Facebook s’en est retiré en novembre 2021. « La reconnaissance faciale suscite de nombreuses inquiétudes et les régulateurs sont toujours en train de travailler aux règles d’utilisation. Nous pensons qu’il convient de limiter [son] utilisation», écrit Jerome Pesenti, responsable de l’intelligence artificielle chez Facebook. L’enjeu est de savoir quelle énergie déploieront ces firmes pour stopper les pratiques de Clearview AI. « S’ils ne font que parler, rien n’arrivera », estime Eric Goldman, professeur spécialiste du droit privé sur Internet à l’université de Santa Clara, dans la Silicon Valley.

Faute de loi fédérale américaine sur la protection des données privées, l’offensive émane de l’étranger. Alerté par l’enquête du New York Times, le Canada s’est attaqué, début 2021, à l’entreprise, qui compte une cinquantaine de clients privés ou publics. « La collecte de milliards d’images par Clearview représente une surveillance de masse contraire aux lois sur la vie privée », confie Daniel Therrien, le commissaire fédéral responsable de la protection de la vie privée. Son action a conduit la société à se retirer du pays et à résilier son contrat avec son client le plus célèbre, la gendarmerie royale du Canada.

« C’est un succès», se réjouit M. Therrien, qui note que son action a été « bien reçue par la population ». En novembre 2021, cela a été au tour de l’Australie et du Royaume-Uni d’accuser la firme de violer leur législation. Londres lui a infligé une amende de 17 millions de livres (20,4 millions d’euros).

Sur le Vieux Continent, l’Union européenne (UE) avait signifié à Europol, dès mars 2021, que l’usage de Clearview AI était illégal. Enfin, le 16 décembre, la Commission nationale de l’informatique et des libertés (CNIL) a enjoint à l’entreprise de cesser la collecte de ses données en France et de supprimer celles concernant ses ressortissants qui en feraient la demande. Son secrétaire général adjoint, Mathias Moulin, rappelle qu’à terme la société de Hoan Ton-That peut recevoir une amende égale à 4 % de son chiffre d’affaires.

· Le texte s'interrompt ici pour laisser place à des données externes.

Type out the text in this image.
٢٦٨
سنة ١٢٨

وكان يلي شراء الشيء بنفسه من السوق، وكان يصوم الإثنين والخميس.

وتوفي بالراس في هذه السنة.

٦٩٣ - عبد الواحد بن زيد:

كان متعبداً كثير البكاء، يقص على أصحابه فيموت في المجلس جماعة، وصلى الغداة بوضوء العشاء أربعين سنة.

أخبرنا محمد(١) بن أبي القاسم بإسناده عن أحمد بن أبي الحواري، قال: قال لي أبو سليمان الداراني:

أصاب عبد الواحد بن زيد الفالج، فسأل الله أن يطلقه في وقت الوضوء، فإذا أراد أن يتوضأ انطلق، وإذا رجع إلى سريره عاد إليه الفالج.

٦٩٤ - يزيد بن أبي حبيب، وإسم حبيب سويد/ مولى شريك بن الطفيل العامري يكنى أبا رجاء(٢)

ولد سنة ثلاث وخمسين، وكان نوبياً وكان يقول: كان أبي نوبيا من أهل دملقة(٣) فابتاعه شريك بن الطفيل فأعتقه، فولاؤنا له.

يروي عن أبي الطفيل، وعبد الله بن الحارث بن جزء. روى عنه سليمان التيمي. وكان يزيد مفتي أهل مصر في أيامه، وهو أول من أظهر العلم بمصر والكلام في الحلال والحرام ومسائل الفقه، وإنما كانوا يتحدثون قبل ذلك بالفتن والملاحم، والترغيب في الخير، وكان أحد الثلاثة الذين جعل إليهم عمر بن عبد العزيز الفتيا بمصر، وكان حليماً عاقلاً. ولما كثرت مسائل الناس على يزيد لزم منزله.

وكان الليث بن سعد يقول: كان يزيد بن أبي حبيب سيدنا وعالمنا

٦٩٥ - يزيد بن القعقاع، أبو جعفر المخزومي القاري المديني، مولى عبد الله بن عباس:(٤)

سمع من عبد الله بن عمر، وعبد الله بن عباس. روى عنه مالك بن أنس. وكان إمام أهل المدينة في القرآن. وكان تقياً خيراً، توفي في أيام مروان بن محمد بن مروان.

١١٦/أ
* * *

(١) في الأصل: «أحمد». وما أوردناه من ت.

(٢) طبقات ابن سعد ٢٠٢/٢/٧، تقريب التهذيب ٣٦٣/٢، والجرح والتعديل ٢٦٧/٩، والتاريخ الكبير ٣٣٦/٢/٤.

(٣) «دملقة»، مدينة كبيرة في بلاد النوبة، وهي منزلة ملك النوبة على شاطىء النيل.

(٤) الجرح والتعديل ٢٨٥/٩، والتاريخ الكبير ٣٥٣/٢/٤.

Le chemin est tortueux, mais la pression étrangère n’est pas nulle. Si Clearview AI, qui, à l’été 2021, a levé 30 millions de dollars, valorisant l’entreprise 130 millions de dollars, est persona non grata dans les pays occidentaux, ses perspectives de croissance seront entravées. Comme l’explique Mathias Moulin, la CNIL et ses homologues européennes ont envoyé « un message » d’avertissement aux administrations et aux entreprises du Vieux Continent tentées d’utiliser les services de la start-up américaine: « Attention, vous seriez en état d’illégalité», explique M. Moulin.

« J’ai le cœur brisé par l’interprétation erronée de certains en France, où nous ne faisons pas d’affaires », assure pour sa part Hoan Ton-That. « Clearview Ai n’a pas d’établissement en France ou dans l’UE. Elle n’y a aucun client et n’entreprend aucune activité qui signi~erait autrement qu’elle est soumise au RGPD », le règlement général sur la protection des données en vigueur en Europe.

L’entrepreneur invoque son droit à l’information garanti par le premier amendement de la Constitution des Etats-Unis et assure respecter le quatrième, qui protège contre l’intrusion excessive du pouvoir exécutif.

La firme prétend ne pas opérer outre-mer et ne travailler que pour les institutions. Mais en 2020, une enquête de BuzzFeed a révélé que de nombreuses organisations privées, comme la Ligue professionnelle nord-américaine de basket (NBA) ou Walmart, avaient fait des essais gratuits.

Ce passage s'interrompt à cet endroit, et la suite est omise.